Oops… you know what's coming, a Word from our Sponsor:
“For from within, out of the heart of men, proceed the evil thoughts, fornications, thefts, murders, adulteries, deeds of coveting and wickedness, as well as deceit, sensuality, envy, slander, pride and foolishness. All these evil things proceed from within and defile the man.” (Mark 7:21-23)
The word "fornication" is an umbrella term used to describe all sexual sin/immorality. (It's from the Greek word 'pornea' from which we get "pornography".) "Fornication" in Jesus' day and to Jesus' audience meant everything from pre-marital sex to homosexuality. That's just a simple fact. Are you surprised that Jesus spoke out against all sexual immorality rather than just one practice? I guess since Jesus used a generic term and not a specific one, liberals have an even easier time liberating their particular sin-of-choice from the whole lot.

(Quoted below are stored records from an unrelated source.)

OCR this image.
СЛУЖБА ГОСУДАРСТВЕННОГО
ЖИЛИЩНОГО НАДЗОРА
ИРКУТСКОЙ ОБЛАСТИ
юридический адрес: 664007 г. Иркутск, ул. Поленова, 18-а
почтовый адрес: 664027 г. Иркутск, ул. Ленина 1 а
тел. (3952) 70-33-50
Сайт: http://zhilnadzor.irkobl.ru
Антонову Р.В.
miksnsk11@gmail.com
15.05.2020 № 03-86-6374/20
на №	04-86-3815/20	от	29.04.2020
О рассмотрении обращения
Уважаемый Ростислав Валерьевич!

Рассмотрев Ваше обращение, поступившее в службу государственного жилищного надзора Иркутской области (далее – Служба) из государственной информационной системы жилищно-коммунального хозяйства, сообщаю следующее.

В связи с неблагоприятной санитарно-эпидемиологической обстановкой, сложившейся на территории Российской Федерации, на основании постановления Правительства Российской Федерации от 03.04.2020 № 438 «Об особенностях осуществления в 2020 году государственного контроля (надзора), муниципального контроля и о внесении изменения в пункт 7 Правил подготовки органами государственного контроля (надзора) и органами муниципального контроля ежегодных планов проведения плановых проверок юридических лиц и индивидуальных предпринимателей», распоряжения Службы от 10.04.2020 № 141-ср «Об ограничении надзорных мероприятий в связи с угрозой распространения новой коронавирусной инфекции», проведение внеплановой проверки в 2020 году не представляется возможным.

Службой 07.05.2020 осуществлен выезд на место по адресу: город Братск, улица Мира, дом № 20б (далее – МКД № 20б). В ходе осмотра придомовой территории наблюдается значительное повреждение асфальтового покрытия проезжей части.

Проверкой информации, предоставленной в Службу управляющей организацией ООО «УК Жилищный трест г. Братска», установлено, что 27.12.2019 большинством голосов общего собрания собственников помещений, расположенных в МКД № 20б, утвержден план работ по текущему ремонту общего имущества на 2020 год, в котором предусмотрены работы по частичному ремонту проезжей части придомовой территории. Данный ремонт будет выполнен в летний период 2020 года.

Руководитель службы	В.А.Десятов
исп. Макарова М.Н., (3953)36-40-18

I have written previously on the topic of homosexuality. It is (well, should be) as much an "abomination" to atheist, God-hating evolutionists as it is to right-wing, Bible-thumpers. Read the articles (1, 2).
Now, let's leave the gays alone for a moment and get back to our beer. Low-calorie, low-carb foods are evidence of one thing – people out of balance. Americans, for example, generally get too little physical exercise and consume too much food – and by food, I mean high-calorie, high-carb food. There's nothing wrong with the food our ancestors ate. It is we who now have a lifestyle that cannot tolerate the whole food that is naturally grown/produced. So we alter it. We take perfectly good and essential nutrients and liberate them from our food in a struggle to maintain our lifestyle without consequences.
Sure, low-carb and low-cal food makes sense if you're 50 and overweight and watch too much TV. But the least we can do is be honest… the food is not the problem. We are.
A problem far great than our waistlines is the way we have liberated from God the character that we deeply need. We need a just God. When we see injustice, we ask God for help. We have a nation built upon laws (standards of righteousness) that are designed to reduce evil and when evil happens those laws punish law-breakers and protect us from them. Our great nation won World War II when we mobilized against one of the most unrighteous forces on earth – hell-sized hatred of fellow man (as advanced by Hitler and his Aryan philosophy). We need righteousness in this world and we need a God who is righteous.
The only problem with God's righteousness is when it bumps into what we want to do. That's when we clip the Bible down from sixty-six books to four. That's when we write letters to pastors talking about how Christians have abused us. That's when we "look at the world through the lens of love" because we don't want anyone, especially God, looking at us through the lens of righteousness. It's funny. It's like putting your hands over your own eyes and saying, "You can't see me." Everything you ever wanted in a God (Love). And less (no Righteousness).
Let me clean up one thing. I'm sorry for the gay man who was told that God hated Him. That is as far from the truth as throwing away 94% of the Bible. God does not hate gays, not even if Fred Phelps says that "God hates fags". God hates all unrighteousness, but He loves all people. Yes, He loves the sinner, hates the sin. He calls out to all people – all who have come up short of His unrighteousness. He makes an offer. Keep it up and go to hell. That's the "perish" part of John 3:16, it's there, it's real. The rest of the offer is repent of your unrighteousness, accept in faith the sacrifice of Jesus on the cross, and enjoy everlasting life in God's presence.
We can take the calories and carbs out of the nature of beer, but I remain unconvinced that we, God's creation, can take righteousness out of the nature of the Creator. What do you think?